At EdVestors, we demonstrate our belief in the value of arts education through our role as a lead partner of BPS Arts Expansion, an effort to ensure equitable access to quality arts education for all Boston Public School students. By working collaboratively with school leaders, teachers, arts partners, and funders to accomplish this goal, advocacy is an inherent part of our work. On the policy side, EdVestors is part of the Arts for All Coalition, which successfully advocated for inclusion of arts education in the state’s new accountability plan.

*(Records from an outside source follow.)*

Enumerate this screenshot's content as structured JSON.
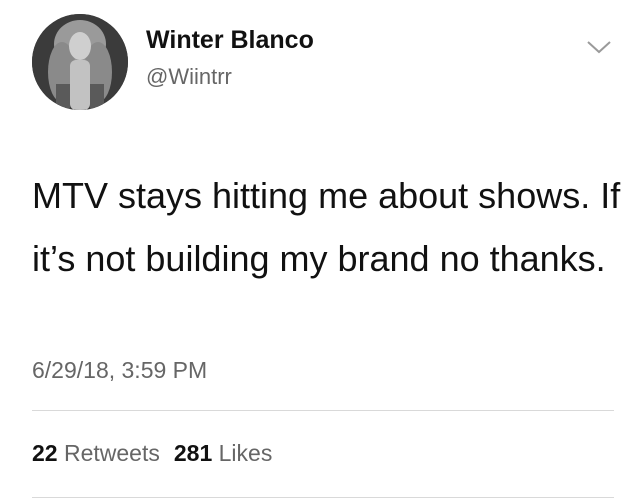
{
  "user": {
    "display_name": "Winter Blanco",
    "handle": "@Wiintrr"
  },
  "tweet": {
    "text": "MTV stays hitting me about shows. If it’s not building my brand no thanks.",
    "timestamp": "6/29/18, 3:59 PM"
  },
  "stats": {
    "retweets_count": "22",
    "retweets_label": "Retweets",
    "likes_count": "281",
    "likes_label": "Likes"
  },
  "icons": {
    "menu": "chevron-down-icon"
  },
  "colors": {
    "text": "#111111",
    "secondary_text": "#666666",
    "divider": "#d9d9d9"
  }
}
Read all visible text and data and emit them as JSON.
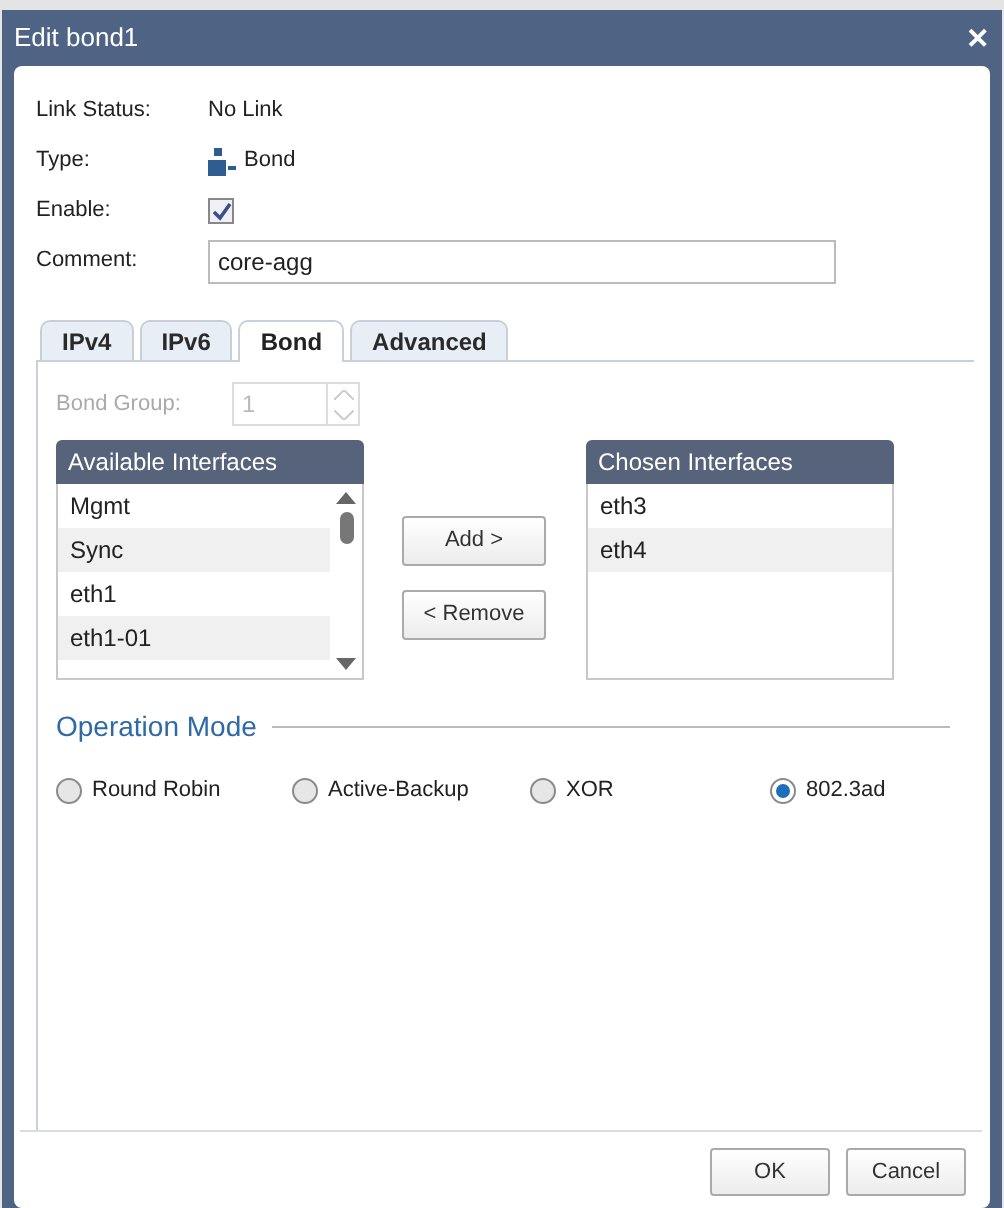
{
  "window": {
    "title": "Edit bond1",
    "close": "✕"
  },
  "fields": [
    {
      "kind": "text",
      "label": "Link Status:",
      "value": "No Link"
    },
    {
      "kind": "type",
      "label": "Type:",
      "value": "Bond"
    },
    {
      "kind": "checkbox",
      "label": "Enable:",
      "checked": true
    },
    {
      "kind": "input",
      "label": "Comment:",
      "value": "core-agg"
    }
  ],
  "tabs": [
    {
      "label": "IPv4",
      "selected": false
    },
    {
      "label": "IPv6",
      "selected": false
    },
    {
      "label": "Bond",
      "selected": true
    },
    {
      "label": "Advanced",
      "selected": false
    }
  ],
  "bond_group": {
    "label": "Bond Group:",
    "value": "1",
    "disabled": true
  },
  "available": {
    "title": "Available Interfaces",
    "rows": [
      "Mgmt",
      "Sync",
      "eth1",
      "eth1-01"
    ]
  },
  "actions": [
    "Add >",
    "< Remove"
  ],
  "chosen": {
    "title": "Chosen Interfaces",
    "rows": [
      "eth3",
      "eth4"
    ]
  },
  "operation_mode": {
    "title": "Operation Mode",
    "options": [
      {
        "label": "Round Robin",
        "selected": false
      },
      {
        "label": "Active-Backup",
        "selected": false
      },
      {
        "label": "XOR",
        "selected": false
      },
      {
        "label": "802.3ad",
        "selected": true
      }
    ]
  },
  "buttons": [
    "OK",
    "Cancel"
  ]
}
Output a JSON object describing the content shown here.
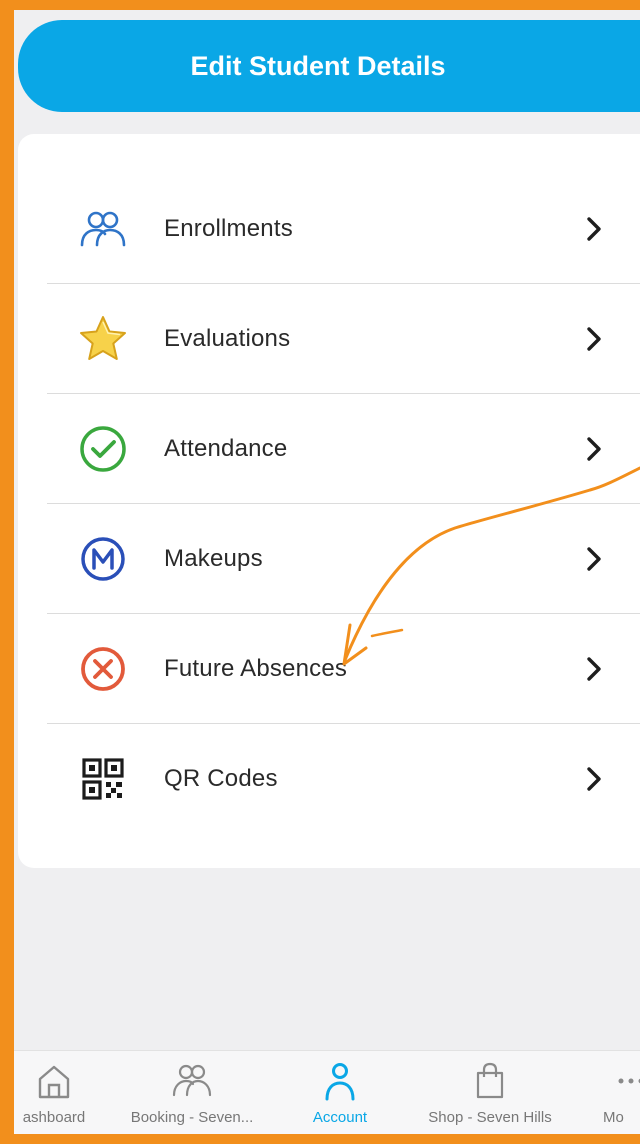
{
  "header": {
    "title": "Edit Student Details"
  },
  "menu": {
    "items": [
      {
        "label": "Enrollments",
        "icon": "people-icon"
      },
      {
        "label": "Evaluations",
        "icon": "star-icon"
      },
      {
        "label": "Attendance",
        "icon": "check-circle-icon"
      },
      {
        "label": "Makeups",
        "icon": "makeup-m-icon"
      },
      {
        "label": "Future Absences",
        "icon": "x-circle-icon"
      },
      {
        "label": "QR Codes",
        "icon": "qr-code-icon"
      }
    ]
  },
  "tabbar": {
    "tabs": [
      {
        "label": "ashboard",
        "icon": "home-icon",
        "active": false
      },
      {
        "label": "Booking - Seven...",
        "icon": "people-icon",
        "active": false
      },
      {
        "label": "Account",
        "icon": "person-icon",
        "active": true
      },
      {
        "label": "Shop - Seven Hills",
        "icon": "shopping-bag-icon",
        "active": false
      },
      {
        "label": "Mo",
        "icon": "more-icon",
        "active": false
      }
    ]
  },
  "colors": {
    "accent": "#0aa7e6",
    "frame": "#f28f1c",
    "background": "#efeff1"
  }
}
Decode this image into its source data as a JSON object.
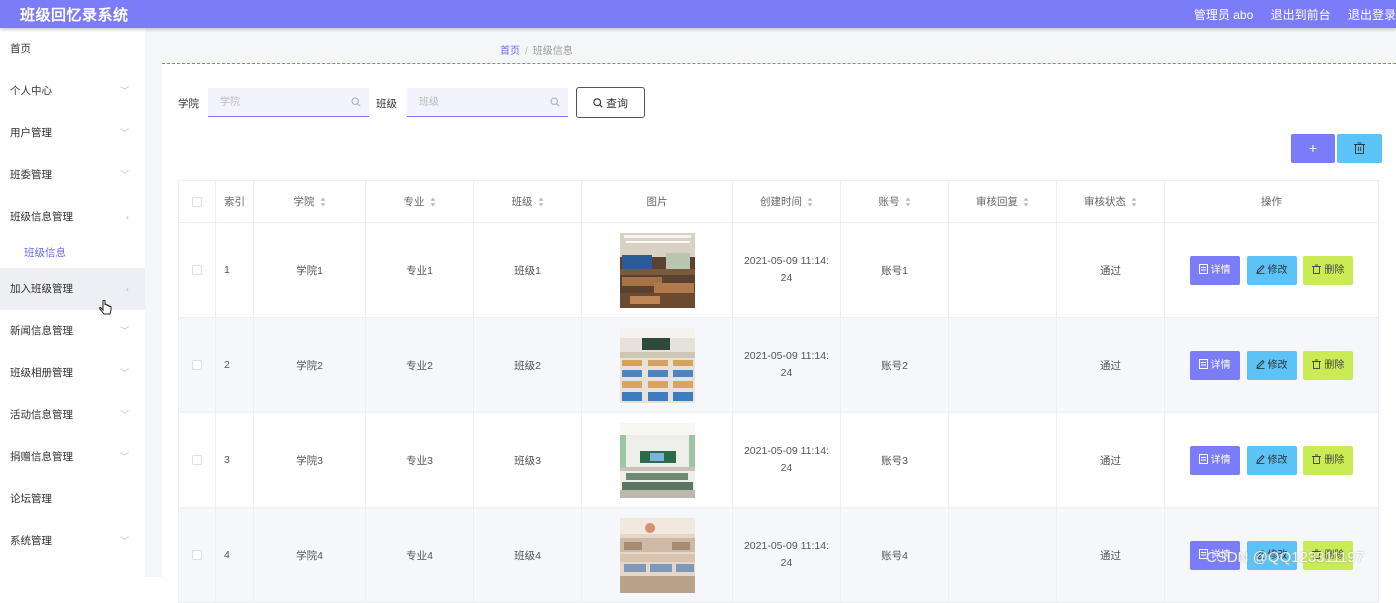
{
  "header": {
    "app_title": "班级回忆录系统",
    "admin": "管理员 abo",
    "link_front": "退出到前台",
    "link_logout": "退出登录"
  },
  "sidebar": {
    "items": [
      {
        "label": "首页"
      },
      {
        "label": "个人中心"
      },
      {
        "label": "用户管理"
      },
      {
        "label": "班委管理"
      },
      {
        "label": "班级信息管理"
      },
      {
        "label": "加入班级管理"
      },
      {
        "label": "新闻信息管理"
      },
      {
        "label": "班级相册管理"
      },
      {
        "label": "活动信息管理"
      },
      {
        "label": "捐赠信息管理"
      },
      {
        "label": "论坛管理"
      },
      {
        "label": "系统管理"
      }
    ],
    "sub_item": "班级信息"
  },
  "breadcrumb": {
    "home": "首页",
    "current": "班级信息"
  },
  "search": {
    "college_label": "学院",
    "college_placeholder": "学院",
    "class_label": "班级",
    "class_placeholder": "班级",
    "query_button": "查询"
  },
  "table": {
    "headers": [
      "索引",
      "学院",
      "专业",
      "班级",
      "图片",
      "创建时间",
      "账号",
      "审核回复",
      "审核状态",
      "操作"
    ],
    "rows": [
      {
        "index": "1",
        "college": "学院1",
        "major": "专业1",
        "class": "班级1",
        "time1": "2021-05-09 11:14:",
        "time2": "24",
        "account": "账号1",
        "reply": "",
        "status": "通过"
      },
      {
        "index": "2",
        "college": "学院2",
        "major": "专业2",
        "class": "班级2",
        "time1": "2021-05-09 11:14:",
        "time2": "24",
        "account": "账号2",
        "reply": "",
        "status": "通过"
      },
      {
        "index": "3",
        "college": "学院3",
        "major": "专业3",
        "class": "班级3",
        "time1": "2021-05-09 11:14:",
        "time2": "24",
        "account": "账号3",
        "reply": "",
        "status": "通过"
      },
      {
        "index": "4",
        "college": "学院4",
        "major": "专业4",
        "class": "班级4",
        "time1": "2021-05-09 11:14:",
        "time2": "24",
        "account": "账号4",
        "reply": "",
        "status": "通过"
      }
    ],
    "actions": {
      "detail": "详情",
      "edit": "修改",
      "delete": "删除"
    }
  },
  "watermark": "CSDN @QQ123311197",
  "colors": {
    "primary": "#7b7cf7",
    "info": "#5cc3f7",
    "danger": "#c9ec54"
  }
}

Demonstrating an authentic commitment to the importance of arts education through our actions is advocacy, but we must also tell our stories more effectively—not just to each other, but to those who may not agree with us. This is one reason EdVestors facilitates the Youth Arts Impact Network, a peer learning community of over fifty youth arts organizations that meets to share evaluation knowledge; explore the development of evaluation tools; and discuss data analysis and strategies for communicating impact to multiple audiences. Connecting with each other around best practices ultimately strengthens our field and enables us to advocate more effectively.

One of EdVestors’ core values is the transparent use of evidence to inform our work. Making sure we have sound information and data (both quantitative and qualitative) is a critical tool for advocacy. By collecting and sharing information about arts education opportunities in schools and by providing students and parents a platform to express how much they value arts education, we strengthen our message. These individuals are the most powerful advocates for the arts, and incorporating their voices into our daily work and advocacy is invaluable.

It is important to be aware of the many ways we can make the case for arts education. With the daily challenges we confront, it is easy to become frustrated and overwhelmed by thinking about advocacy. Making it an integral part of our work can be a solution.